Consensus

5

The contractual right of the holder of a financial instrument (including members’ shares in co-operative entities) to request redemption does not, in itself, require that financial instrument to be classified as a financial liability. Rather, the entity must consider all of the terms and conditions of the financial instrument in determining its classification as a financial liability or equity. Those terms and conditions include relevant local laws, regulations and the entity’s governing charter in effect at the date of classification, but not expected future amendments to those laws, regulations or charter.

6

Members’ shares that would be classified as equity if the members did not have a right to request redemption are equity if either of the conditions described in paragraphs 7 and 8 is present or the members’ shares have all the features and meet the conditions in paragraphs 16A and 16B or paragraphs 16C and 16D of AASB 132. Demand deposits, including current accounts, deposit accounts and similar contracts that arise when members act as customers are financial liabilities of the entity.

7

Members’ shares are equity if the entity has an unconditional right to refuse redemption of the members’ shares.

8

Local law, regulation or the entity’s governing charter can impose various types of prohibitions on the redemption of members’ shares, eg unconditional prohibitions or prohibitions based on liquidity criteria.
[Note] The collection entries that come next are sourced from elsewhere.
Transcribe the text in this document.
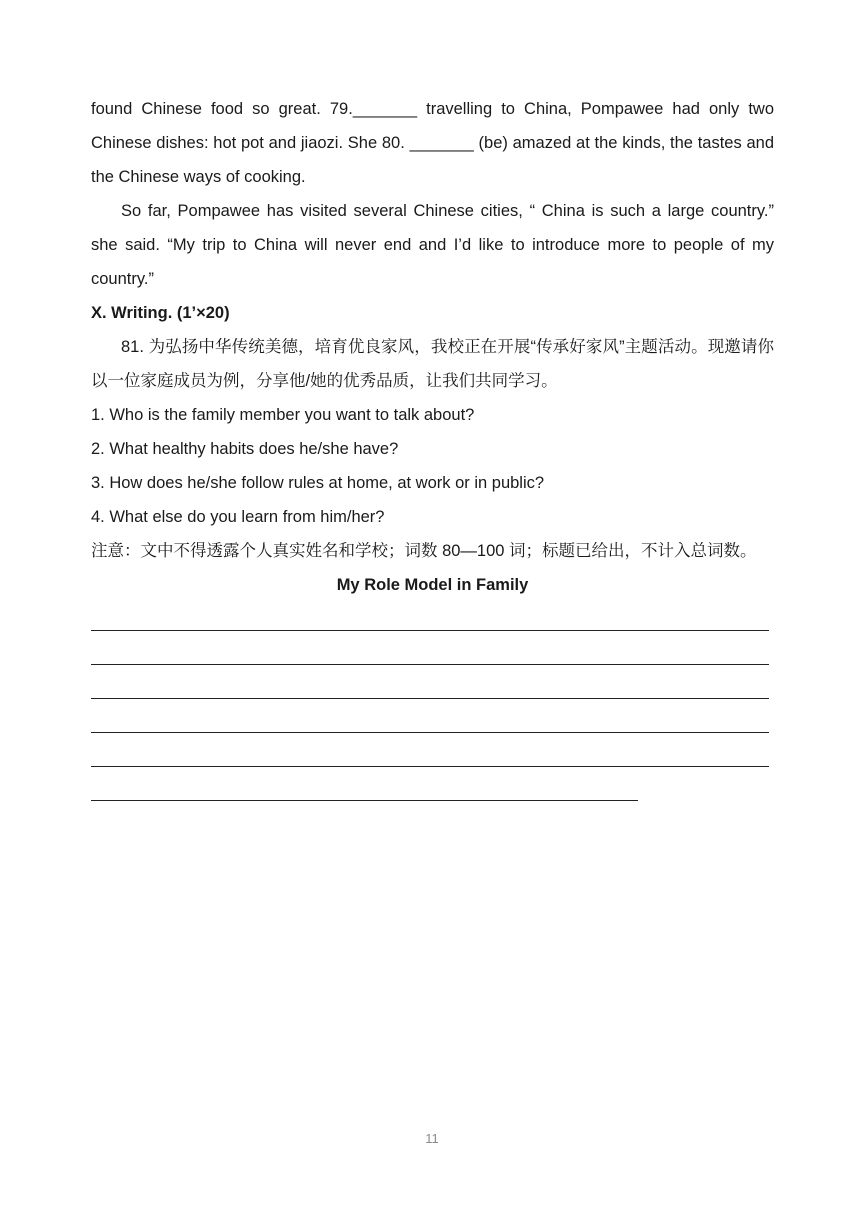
found Chinese food so great. 79._______ travelling to China, Pompawee had only two Chinese dishes: hot pot and jiaozi. She 80. _______ (be) amazed at the kinds, the tastes and the Chinese ways of cooking.

So far, Pompawee has visited several Chinese cities, “ China is such a large country.” she said. “My trip to China will never end and I’d like to introduce more to people of my country.”

X. Writing. (1’×20)

81. 为弘扬中华传统美德，培育优良家风，我校正在开展“传承好家风”主题活动。现邀请你以一位家庭成员为例，分享他/她的优秀品质，让我们共同学习。

1. Who is the family member you want to talk about?

2. What healthy habits does he/she have?

3. How does he/she follow rules at home, at work or in public?

4. What else do you learn from him/her?

注意：文中不得透露个人真实姓名和学校；词数 80—100 词；标题已给出，不计入总词数。

My Role Model in Family

11
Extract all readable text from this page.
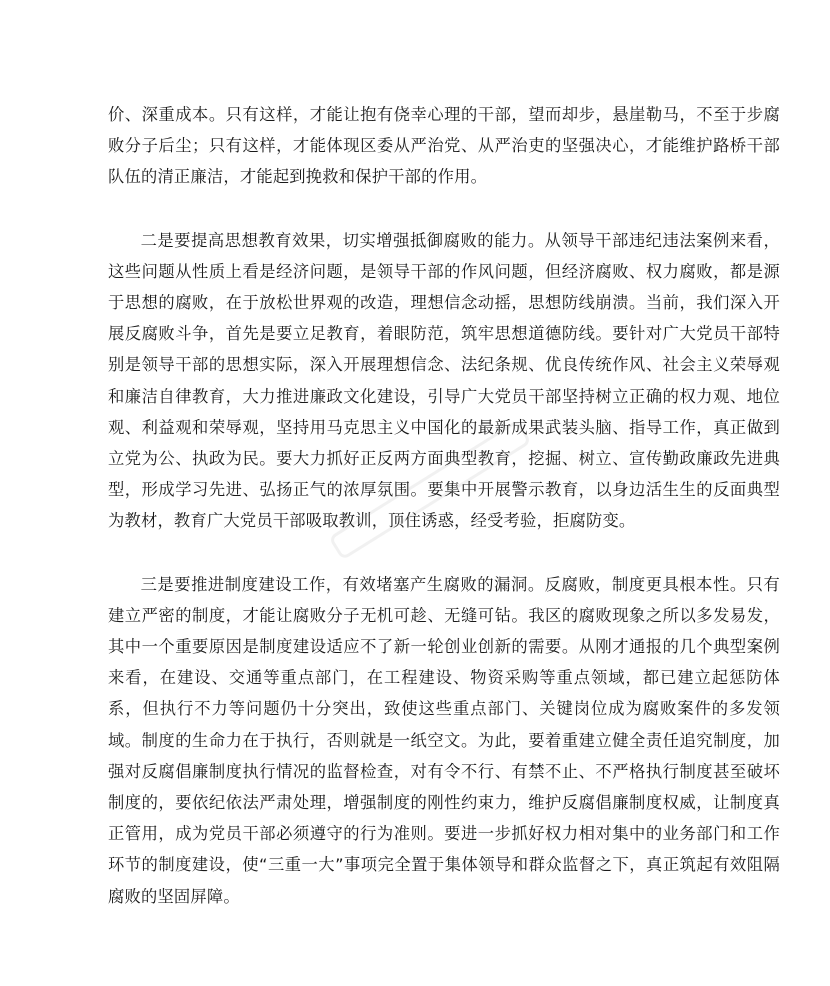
价、深重成本。只有这样，才能让抱有侥幸心理的干部，望而却步，悬崖勒马，不至于步腐败分子后尘；只有这样，才能体现区委从严治党、从严治吏的坚强决心，才能维护路桥干部队伍的清正廉洁，才能起到挽救和保护干部的作用。

二是要提高思想教育效果，切实增强抵御腐败的能力。从领导干部违纪违法案例来看，这些问题从性质上看是经济问题，是领导干部的作风问题，但经济腐败、权力腐败，都是源于思想的腐败，在于放松世界观的改造，理想信念动摇，思想防线崩溃。当前，我们深入开展反腐败斗争，首先是要立足教育，着眼防范，筑牢思想道德防线。要针对广大党员干部特别是领导干部的思想实际，深入开展理想信念、法纪条规、优良传统作风、社会主义荣辱观和廉洁自律教育，大力推进廉政文化建设，引导广大党员干部坚持树立正确的权力观、地位观、利益观和荣辱观，坚持用马克思主义中国化的最新成果武装头脑、指导工作，真正做到立党为公、执政为民。要大力抓好正反两方面典型教育，挖掘、树立、宣传勤政廉政先进典型，形成学习先进、弘扬正气的浓厚氛围。要集中开展警示教育，以身边活生生的反面典型为教材，教育广大党员干部吸取教训，顶住诱惑，经受考验，拒腐防变。

三是要推进制度建设工作，有效堵塞产生腐败的漏洞。反腐败，制度更具根本性。只有建立严密的制度，才能让腐败分子无机可趁、无缝可钻。我区的腐败现象之所以多发易发，其中一个重要原因是制度建设适应不了新一轮创业创新的需要。从刚才通报的几个典型案例来看，在建设、交通等重点部门，在工程建设、物资采购等重点领域，都已建立起惩防体系，但执行不力等问题仍十分突出，致使这些重点部门、关键岗位成为腐败案件的多发领域。制度的生命力在于执行，否则就是一纸空文。为此，要着重建立健全责任追究制度，加强对反腐倡廉制度执行情况的监督检查，对有令不行、有禁不止、不严格执行制度甚至破坏制度的，要依纪依法严肃处理，增强制度的刚性约束力，维护反腐倡廉制度权威，让制度真正管用，成为党员干部必须遵守的行为准则。要进一步抓好权力相对集中的业务部门和工作环节的制度建设，使“三重一大”事项完全置于集体领导和群众监督之下，真正筑起有效阻隔腐败的坚固屏障。
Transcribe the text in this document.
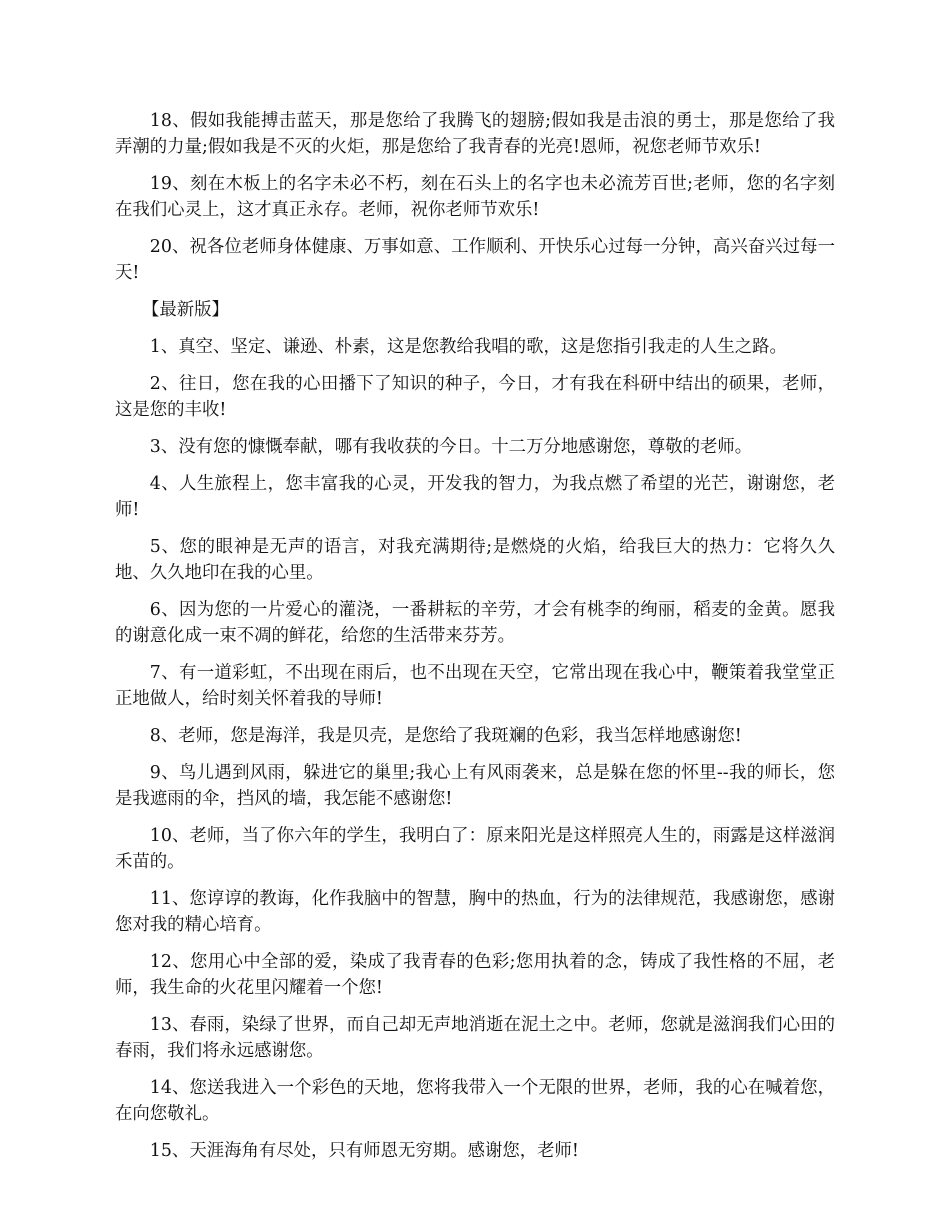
18、假如我能搏击蓝天，那是您给了我腾飞的翅膀;假如我是击浪的勇士，那是您给了我弄潮的力量;假如我是不灭的火炬，那是您给了我青春的光亮!恩师，祝您老师节欢乐!

19、刻在木板上的名字未必不朽，刻在石头上的名字也未必流芳百世;老师，您的名字刻在我们心灵上，这才真正永存。老师，祝你老师节欢乐!

20、祝各位老师身体健康、万事如意、工作顺利、开快乐心过每一分钟，高兴奋兴过每一天!

【最新版】

1、真空、坚定、谦逊、朴素，这是您教给我唱的歌，这是您指引我走的人生之路。

2、往日，您在我的心田播下了知识的种子，今日，才有我在科研中结出的硕果，老师，这是您的丰收!

3、没有您的慷慨奉献，哪有我收获的今日。十二万分地感谢您，尊敬的老师。

4、人生旅程上，您丰富我的心灵，开发我的智力，为我点燃了希望的光芒，谢谢您，老师!

5、您的眼神是无声的语言，对我充满期待;是燃烧的火焰，给我巨大的热力：它将久久地、久久地印在我的心里。

6、因为您的一片爱心的灌浇，一番耕耘的辛劳，才会有桃李的绚丽，稻麦的金黄。愿我的谢意化成一束不凋的鲜花，给您的生活带来芬芳。

7、有一道彩虹，不出现在雨后，也不出现在天空，它常出现在我心中，鞭策着我堂堂正正地做人，给时刻关怀着我的导师!

8、老师，您是海洋，我是贝壳，是您给了我斑斓的色彩，我当怎样地感谢您!

9、鸟儿遇到风雨，躲进它的巢里;我心上有风雨袭来，总是躲在您的怀里--我的师长，您是我遮雨的伞，挡风的墙，我怎能不感谢您!

10、老师，当了你六年的学生，我明白了：原来阳光是这样照亮人生的，雨露是这样滋润禾苗的。

11、您谆谆的教诲，化作我脑中的智慧，胸中的热血，行为的法律规范，我感谢您，感谢您对我的精心培育。

12、您用心中全部的爱，染成了我青春的色彩;您用执着的念，铸成了我性格的不屈，老师，我生命的火花里闪耀着一个您!

13、春雨，染绿了世界，而自己却无声地消逝在泥土之中。老师，您就是滋润我们心田的春雨，我们将永远感谢您。

14、您送我进入一个彩色的天地，您将我带入一个无限的世界，老师，我的心在喊着您，在向您敬礼。

15、天涯海角有尽处，只有师恩无穷期。感谢您，老师!
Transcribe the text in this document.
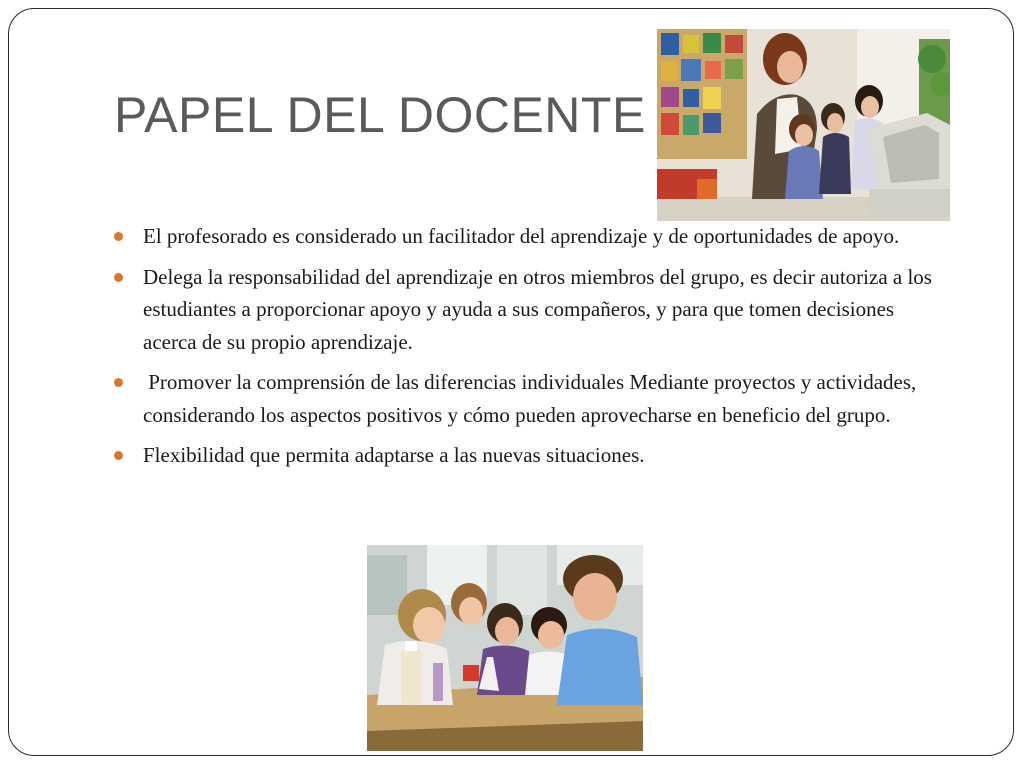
PAPEL DEL DOCENTE
El profesorado es considerado un facilitador del aprendizaje y de oportunidades de apoyo.
Delega la responsabilidad del aprendizaje en otros miembros del grupo, es decir autoriza a los estudiantes a proporcionar apoyo y ayuda a sus compañeros, y para que tomen decisiones acerca de su propio aprendizaje.
Promover la comprensión de las diferencias individuales Mediante proyectos y actividades, considerando los aspectos positivos y cómo pueden aprovecharse en beneficio del grupo.
Flexibilidad que permita adaptarse a las nuevas situaciones.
If redemption is unconditionally prohibited by local law, regulation or the entity’s governing charter, members’ shares are equity. However, provisions in local law, regulation or the entity’s governing charter that prohibit redemption only if conditions—such as liquidity constraints—are met (or are not met) do not result in members’ shares being equity.

9

An unconditional prohibition may be absolute, in that all redemptions are prohibited. An unconditional prohibition may be partial, in that it prohibits redemption of members’ shares if redemption would cause the number of members’ shares or amount of paid-in capital from members’ shares to fall below a specified level. Members’ shares in excess of the prohibition against redemption are liabilities, unless the entity has the unconditional right to refuse redemption as described in paragraph 7 or the members’ shares have all the features and meet the conditions in paragraphs 16A and 16B or paragraphs 16C and 16D of AASB 132. In some cases, the number of shares or the amount of paid-in capital subject to a redemption prohibition may change from time to time. Such a change in the redemption prohibition leads to a transfer between financial liabilities and equity.

10

At initial recognition, the entity shall measure its financial liability for redemption at fair value. In the case of members’ shares with a redemption feature, the entity measures the fair value of the financial liability for redemption at no less than the maximum amount payable under the redemption provisions of its governing charter or applicable law discounted from the first date that the amount could be required to be paid (see example 3).

11

As required by paragraph 35 of AASB 132, distributions to holders of equity instruments are recognised directly in equity. Interest, dividends and other returns relating to financial instruments classified as financial liabilities are expenses, regardless of whether those amounts paid are legally characterised as dividends, interest or otherwise.

12

The Appendix, which is an integral part of the consensus, provides examples of the application of this consensus.